Беатрис взвыла: так громко, что Фрэнк испугался, что Лиззи услышит ее из дома. Дело было не только в децибелах, а в масштабе ее страдания, вырывающегося из телефона. Ему потребовались все силы, чтобы не положить трубку, не закрыть за собой дверь сарая и не вернуться к сборам в школу. Ему было больно за нее, и он никогда бы не пожелал ей этого, но нужно ставить свою семью на первое место. Он сыграл свою роль в беде Беатрис, но в его сознании они оставались взрослыми людьми: ответственными и независимыми. Он считал, что хаос можно изолировать как вирус. Разрушение не должно добраться до его семьи.
В четверг, забирая детей из школы, Лиззи увидела Беатрис и Дермота, стоящих возле класса. Они вели какой-то эмоциональный разговор, склонив головы, шепотом. Фиа вышел вместе с Джимми, но, когда заметил мать, вскрикнул и побежал к ней. Она высоко его подняла и дала повиснуть на себе. Дермот отвел их в тихий угол. Фиа не отлипал от Беатрис. Лиззи наблюдала, как Беатрис опустилась на корточки, взяла лицо Фиа в свои руки, поцеловала его на прощание и поспешила прочь. Что-то было очень сильно не в порядке. Лиззи побежала за ней.
– Беа! – позвала она. – БЕА!
Беатрис продолжала идти, опустив голову, как будто ничего не слышала. Она двигалась быстро: у Лиззи не было шансов ее догнать. К тому времени, как Лиззи достигла ворот школы, Беатрис исчезла. Лиззи смотрела на пустую улицу, как будто Беа могла вернуться. Дермот и Фиа подошли к ней сзади. Фиа с трудом сдерживал слезы.
– Фиа, дорогой, что случилось? – Она взглянула на Дермота: – Все в порядке?
Дермот не останавливался.
– У нас все отлично, спасибо, пока, пока, пока.
Лиззи услышала далекий детский крик: «МА-МА!» Он звал ее. Джимми вместе с учителем прыгал у двери класса, ожидая, когда его передадут матери. Ей пришлось повернуть назад.

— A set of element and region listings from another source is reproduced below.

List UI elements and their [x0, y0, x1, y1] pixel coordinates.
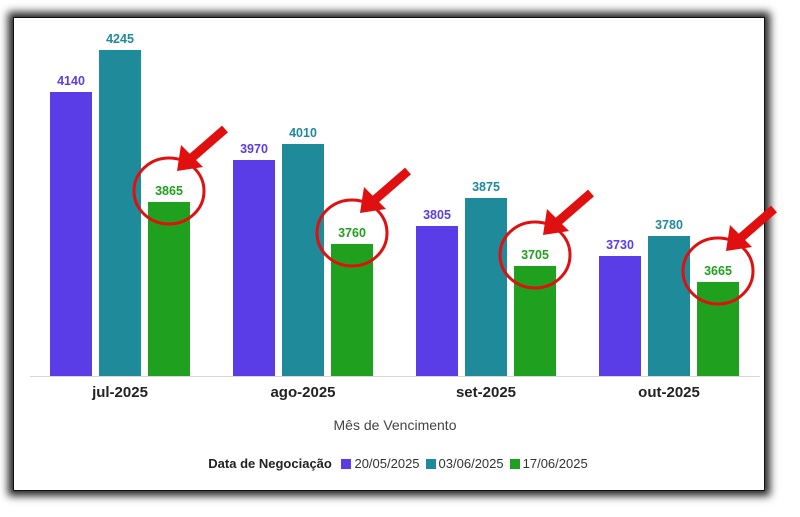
legend-item-20/05/2025[interactable]: 20/05/2025 [339, 456, 420, 471]
data-label-jul-2025-20/05/2025: 4140 [57, 74, 85, 88]
x-axis-title: Mês de Vencimento [333, 417, 457, 433]
highlight-arrow-shaft-jul-2025 [184, 125, 228, 166]
x-tick-label-out-2025: out-2025 [638, 384, 700, 401]
bar-jul-2025-03/06/2025 [99, 50, 141, 376]
legend-swatch [425, 459, 436, 469]
legend-label: 17/06/2025 [522, 456, 588, 471]
bar-out-2025-20/05/2025 [599, 256, 641, 376]
legend-title: Data de Negociação [208, 456, 332, 471]
highlight-arrow-head-out-2025 [726, 225, 752, 251]
legend-label: 03/06/2025 [438, 456, 504, 471]
highlight-circle-set-2025 [498, 220, 572, 290]
data-label-out-2025-20/05/2025: 3730 [606, 238, 634, 252]
legend-label: 20/05/2025 [354, 456, 420, 471]
legend-item-03/06/2025[interactable]: 03/06/2025 [424, 456, 504, 471]
highlight-arrow-head-set-2025 [543, 209, 569, 235]
legend: Data de Negociação 20/05/2025 03/06/2025 1… [0, 456, 800, 471]
data-label-out-2025-17/06/2025: 3665 [704, 264, 732, 278]
highlight-arrow-shaft-ago-2025 [367, 167, 411, 208]
bar-set-2025-03/06/2025 [465, 198, 507, 376]
highlight-arrow-shaft-set-2025 [550, 189, 594, 230]
x-tick-label-jul-2025: jul-2025 [91, 384, 148, 401]
highlight-arrow-head-jul-2025 [177, 145, 203, 171]
data-label-out-2025-03/06/2025: 3780 [655, 218, 683, 232]
bar-ago-2025-03/06/2025 [282, 144, 324, 376]
data-label-set-2025-17/06/2025: 3705 [521, 248, 549, 262]
bar-set-2025-20/05/2025 [416, 226, 458, 376]
bar-jul-2025-17/06/2025 [148, 202, 190, 376]
x-tick-label-ago-2025: ago-2025 [270, 384, 335, 401]
bar-set-2025-17/06/2025 [514, 266, 556, 376]
data-label-jul-2025-17/06/2025: 3865 [155, 184, 183, 198]
highlight-circle-ago-2025 [315, 198, 389, 268]
bar-jul-2025-20/05/2025 [50, 92, 92, 376]
data-label-ago-2025-17/06/2025: 3760 [338, 226, 366, 240]
bar-out-2025-17/06/2025 [697, 282, 739, 376]
data-label-jul-2025-03/06/2025: 4245 [106, 32, 134, 46]
legend-swatch [509, 459, 520, 469]
bar-ago-2025-20/05/2025 [233, 160, 275, 376]
highlight-circle-out-2025 [681, 236, 755, 306]
highlight-arrow-head-ago-2025 [360, 187, 386, 213]
legend-item-17/06/2025[interactable]: 17/06/2025 [508, 456, 588, 471]
bar-out-2025-03/06/2025 [648, 236, 690, 376]
data-label-ago-2025-20/05/2025: 3970 [240, 142, 268, 156]
data-label-set-2025-20/05/2025: 3805 [423, 208, 451, 222]
data-label-ago-2025-03/06/2025: 4010 [289, 126, 317, 140]
highlight-circle-jul-2025 [132, 156, 206, 226]
x-tick-label-set-2025: set-2025 [456, 384, 516, 401]
data-label-set-2025-03/06/2025: 3875 [472, 180, 500, 194]
legend-swatch [341, 459, 352, 469]
highlight-arrow-shaft-out-2025 [733, 205, 777, 246]
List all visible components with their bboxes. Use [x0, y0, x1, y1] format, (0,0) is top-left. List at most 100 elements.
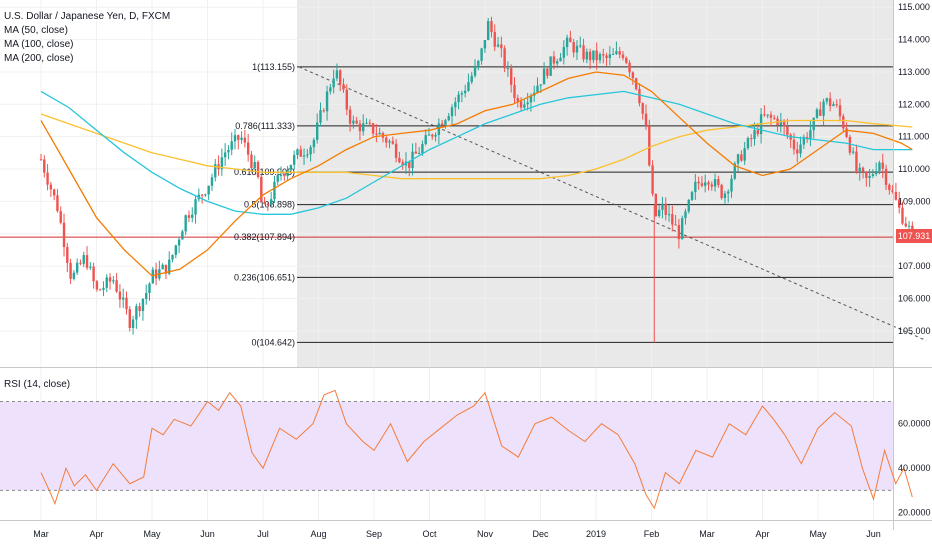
candle-body: [884, 168, 888, 185]
candle-body: [125, 297, 128, 310]
candle-body: [368, 122, 372, 124]
candle-body: [579, 45, 582, 47]
time-tick-label: Jul: [257, 529, 269, 539]
candle-body: [279, 175, 283, 177]
candle-body: [128, 309, 131, 328]
candle-body: [473, 65, 477, 76]
ma50-line: [40, 71, 913, 277]
candle-body: [644, 113, 648, 126]
candle-body: [700, 183, 704, 186]
candle-body: [148, 283, 151, 294]
candle-body: [49, 184, 53, 190]
candle-body: [598, 54, 602, 61]
price-tick-label: 106.000: [898, 293, 931, 303]
candle-body: [292, 155, 296, 165]
candle-body: [59, 211, 62, 223]
candle-body: [246, 142, 250, 155]
price-candles: [39, 16, 914, 343]
candle-body: [562, 47, 566, 58]
candle-body: [519, 101, 523, 108]
time-tick-label: Apr: [89, 529, 103, 539]
legend-ma100[interactable]: MA (100, close): [4, 39, 74, 50]
candle-body: [230, 141, 233, 150]
candle-body: [861, 167, 865, 172]
candle-body: [694, 181, 697, 193]
candle-body: [516, 98, 519, 102]
candle-body: [177, 239, 181, 246]
candle-body: [289, 164, 293, 170]
fibonacci-retracement[interactable]: 1(113.155)0.786(111.333)0.618(109.903)0.…: [0, 62, 893, 347]
candle-body: [131, 319, 135, 328]
candle-body: [434, 134, 437, 137]
trend-line[interactable]: [298, 66, 927, 341]
fib-shaded-region: [297, 0, 893, 367]
price-tick-label: 114.000: [898, 35, 930, 45]
candle-body: [256, 162, 260, 177]
candle-body: [457, 94, 460, 103]
candle-body: [82, 255, 85, 264]
candle-body: [102, 287, 105, 290]
candle-body: [112, 280, 115, 282]
candle-body: [897, 199, 901, 208]
fib-level-label: 0.786(111.333): [235, 121, 295, 131]
candle-body: [52, 189, 56, 196]
candle-body: [911, 225, 914, 230]
candle-body: [595, 50, 598, 61]
candle-body: [588, 51, 592, 61]
time-tick-label: Mar: [33, 529, 49, 539]
candle-body: [316, 122, 319, 140]
candle-body: [273, 181, 276, 200]
candle-body: [546, 68, 549, 76]
candle-body: [424, 135, 427, 145]
candle-body: [43, 159, 46, 173]
candle-body: [168, 259, 171, 274]
candle-body: [260, 176, 263, 203]
legend-ma50[interactable]: MA (50, close): [4, 25, 68, 36]
candle-body: [450, 107, 454, 117]
candle-body: [641, 103, 644, 114]
fib-level-label: 0.236(106.651): [234, 272, 295, 282]
candle-body: [664, 203, 667, 215]
time-axis[interactable]: Mar Apr May Jun Jul Aug Sep Oct Nov Dec 2019 Feb Mar…: [33, 529, 881, 539]
candle-body: [477, 60, 480, 66]
candle-body: [753, 130, 756, 139]
candle-body: [727, 191, 730, 194]
candle-body: [851, 151, 855, 153]
candle-body: [621, 54, 625, 58]
candle-body: [345, 89, 348, 110]
candle-body: [463, 90, 467, 94]
candle-body: [335, 70, 339, 79]
candle-body: [394, 143, 398, 158]
candle-body: [608, 54, 612, 59]
candle-body: [779, 120, 783, 126]
candle-body: [677, 225, 681, 240]
candle-body: [585, 51, 589, 60]
candle-body: [766, 114, 769, 116]
candle-body: [901, 207, 904, 224]
candle-body: [312, 139, 316, 148]
ma100-line: [40, 90, 913, 215]
candle-body: [108, 277, 112, 282]
candle-body: [408, 161, 411, 169]
time-tick-label: Mar: [699, 529, 715, 539]
candle-body: [628, 62, 631, 73]
candle-body: [233, 135, 237, 142]
candle-body: [378, 132, 381, 135]
price-axis[interactable]: 115.000 114.000 113.000 112.000 111.000 110.0…: [898, 2, 931, 336]
candle-body: [569, 37, 572, 43]
symbol-title[interactable]: U.S. Dollar / Japanese Yen, D, FXCM: [4, 11, 171, 22]
candle-body: [523, 104, 526, 108]
candle-body: [66, 247, 69, 263]
candle-body: [615, 51, 618, 54]
candle-body: [490, 21, 493, 33]
candle-body: [204, 194, 207, 196]
candle-body: [115, 280, 118, 292]
candle-body: [98, 289, 102, 291]
price-tick-label: 107.000: [898, 261, 931, 271]
legend-ma200[interactable]: MA (200, close): [4, 53, 74, 64]
candle-body: [707, 182, 710, 185]
candle-body: [697, 181, 700, 184]
rsi-title[interactable]: RSI (14, close): [4, 379, 71, 390]
rsi-axis[interactable]: 60.0000 40.0000 20.0000: [898, 419, 931, 518]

По дороге домой, плетясь позади Джимми и Джорджии, Лиззи позвонила Еве и подробно описала произошедшее.
– Она выглядела такой расстроенной. Уничтоженной, – сказала Лиззи.
– Она ночевала у нас прошлой ночью, – сказала Ева. – Они поссорились.
Лиззи допросила Еву, но та сказала, что не знает причины ссоры. Только то, что она серьезная. Несмотря на их долгую историю взаимных откровений с вином или без него, Лиззи не верила, что Ева расскажет ей что-нибудь еще. И единственная причина ее скрытности, по опыту Лиззи, заключалась в том, что это каким-то образом касалось Евы или ее самой.
– Стой, то есть ты не в Литриме?
Тут Ева пустилась в длинные оправдания про должность замдиректора, про то, что она устала и нуждалась в предлоге, чтобы остаться дома. Нет, ее мать не попала в аварию, и да, все в порядке. Все было явно не в порядке.
Лиззи написала Беатрис:
«Ты в порядке? если я могу что-то сделать, дай мне знать. Целую много раз».
Она написала Конору, скопировав и вставив сообщение, отправленное Беатрис:
«Ты в порядке? если я могу что-то сделать, дай мне знать. Целую много раз».
Конор ответил практически сразу:
«Нет. Все в порядке. Целую».
Лиззи кормила Джорджию и Джимми крекерами с молоком, бесстыдно допрашивая Джимми о Фиа. Тот рассказывал что-нибудь про маму и папу? Или о том, что произошло прошлой ночью? Джимми рассказал, что морская свинка в классе спала весь день. И что новая прическа Хлои Гриффин напоминает щетку. Он не помнил, был ли Фиа в классе: возможно, его там и не было.